Fall 2015: By Gail Crouch.
On a sultry spring day in the South Carolina Lowcountry, students from Salve Regina University in Newport, Rhode Island, and their instructors work in an excavation unit at Charles Towne, where the English founded the first permanent colony in South Carolina in 1670 on marshy Albemarle Point. Some 25 miles up the Ashley River, another group established a fortified settlement with a trading post known as the St. Giles Kussoe plantation.
The colony Carolina, which was populated by the English, Native Americans, and enslaved African, was not a royal enterprise run by the king. It was instead a venture by a group of individuals to turn a profit. And a profit was far from certain.
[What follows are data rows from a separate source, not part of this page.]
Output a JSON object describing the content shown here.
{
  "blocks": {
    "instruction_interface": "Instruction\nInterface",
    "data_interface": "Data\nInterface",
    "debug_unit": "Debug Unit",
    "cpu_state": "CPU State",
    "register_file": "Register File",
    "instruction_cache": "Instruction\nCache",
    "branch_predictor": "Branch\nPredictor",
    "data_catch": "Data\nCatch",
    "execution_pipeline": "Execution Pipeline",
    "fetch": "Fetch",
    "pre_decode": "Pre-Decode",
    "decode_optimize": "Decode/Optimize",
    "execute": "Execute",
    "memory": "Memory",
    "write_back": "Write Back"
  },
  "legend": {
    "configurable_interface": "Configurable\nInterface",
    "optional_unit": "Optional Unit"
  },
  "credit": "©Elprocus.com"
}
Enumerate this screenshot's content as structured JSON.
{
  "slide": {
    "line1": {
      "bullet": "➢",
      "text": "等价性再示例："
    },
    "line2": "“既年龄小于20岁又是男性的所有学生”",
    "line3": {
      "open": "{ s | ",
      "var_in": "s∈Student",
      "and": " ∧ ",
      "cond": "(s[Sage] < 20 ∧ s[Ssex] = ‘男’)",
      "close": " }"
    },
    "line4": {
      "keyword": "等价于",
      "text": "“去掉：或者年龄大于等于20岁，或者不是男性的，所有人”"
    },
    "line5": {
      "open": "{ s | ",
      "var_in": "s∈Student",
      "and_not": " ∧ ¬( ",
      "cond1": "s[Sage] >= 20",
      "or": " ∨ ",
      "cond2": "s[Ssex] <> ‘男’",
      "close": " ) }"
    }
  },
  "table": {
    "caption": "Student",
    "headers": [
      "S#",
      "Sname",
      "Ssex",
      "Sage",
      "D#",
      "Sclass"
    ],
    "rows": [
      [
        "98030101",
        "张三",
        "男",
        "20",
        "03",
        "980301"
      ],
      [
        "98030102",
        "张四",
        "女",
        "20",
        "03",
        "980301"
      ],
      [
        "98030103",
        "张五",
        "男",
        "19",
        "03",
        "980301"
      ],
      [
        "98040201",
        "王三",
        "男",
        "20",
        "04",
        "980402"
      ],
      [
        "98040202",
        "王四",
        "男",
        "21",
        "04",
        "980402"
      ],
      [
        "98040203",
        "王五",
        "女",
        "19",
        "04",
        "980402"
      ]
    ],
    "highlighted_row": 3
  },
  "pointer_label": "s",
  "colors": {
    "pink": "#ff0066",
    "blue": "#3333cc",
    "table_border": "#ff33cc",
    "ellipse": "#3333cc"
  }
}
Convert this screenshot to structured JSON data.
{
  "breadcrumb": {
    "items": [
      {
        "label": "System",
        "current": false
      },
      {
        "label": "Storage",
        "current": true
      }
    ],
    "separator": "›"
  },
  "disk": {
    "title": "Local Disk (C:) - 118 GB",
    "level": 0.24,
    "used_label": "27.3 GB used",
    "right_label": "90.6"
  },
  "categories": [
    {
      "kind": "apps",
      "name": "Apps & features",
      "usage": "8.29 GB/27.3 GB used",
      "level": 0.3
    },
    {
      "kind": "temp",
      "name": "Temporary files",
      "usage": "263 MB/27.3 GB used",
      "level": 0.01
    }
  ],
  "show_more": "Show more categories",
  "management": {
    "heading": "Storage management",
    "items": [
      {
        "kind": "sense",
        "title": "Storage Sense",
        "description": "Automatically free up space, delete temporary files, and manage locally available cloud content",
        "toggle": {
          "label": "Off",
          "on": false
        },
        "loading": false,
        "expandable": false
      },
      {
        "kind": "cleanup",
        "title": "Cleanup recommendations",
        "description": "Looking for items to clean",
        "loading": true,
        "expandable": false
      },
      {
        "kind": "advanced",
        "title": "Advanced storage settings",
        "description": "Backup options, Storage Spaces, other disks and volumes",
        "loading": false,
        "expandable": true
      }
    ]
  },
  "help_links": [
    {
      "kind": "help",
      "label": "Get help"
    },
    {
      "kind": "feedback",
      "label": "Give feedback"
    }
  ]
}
While the Lowcountry’s (South Carolina’s coastal region) 18th– and 19th-century economies were based on lucrative rice, cotton, and indigo plantations, the 17th century was a period of trial and error during which the colonists searched for products that guaranteed their success.
Jon Marcoux, an archaeologist at Salve Regina University, is codirecting an investigation of the Charles Towne colony’s beginnings along with Andrew Agha, an archaeologist with the Charles Towne Landing State Historic Site. They’re focusing on two areas: the Miller site, which is located where the colony was founded, and the Lord Ashley site, where St. Giles Kussoe was established. The two sites “are two different aspects of the colonial experiment,” says Jon Marcoux.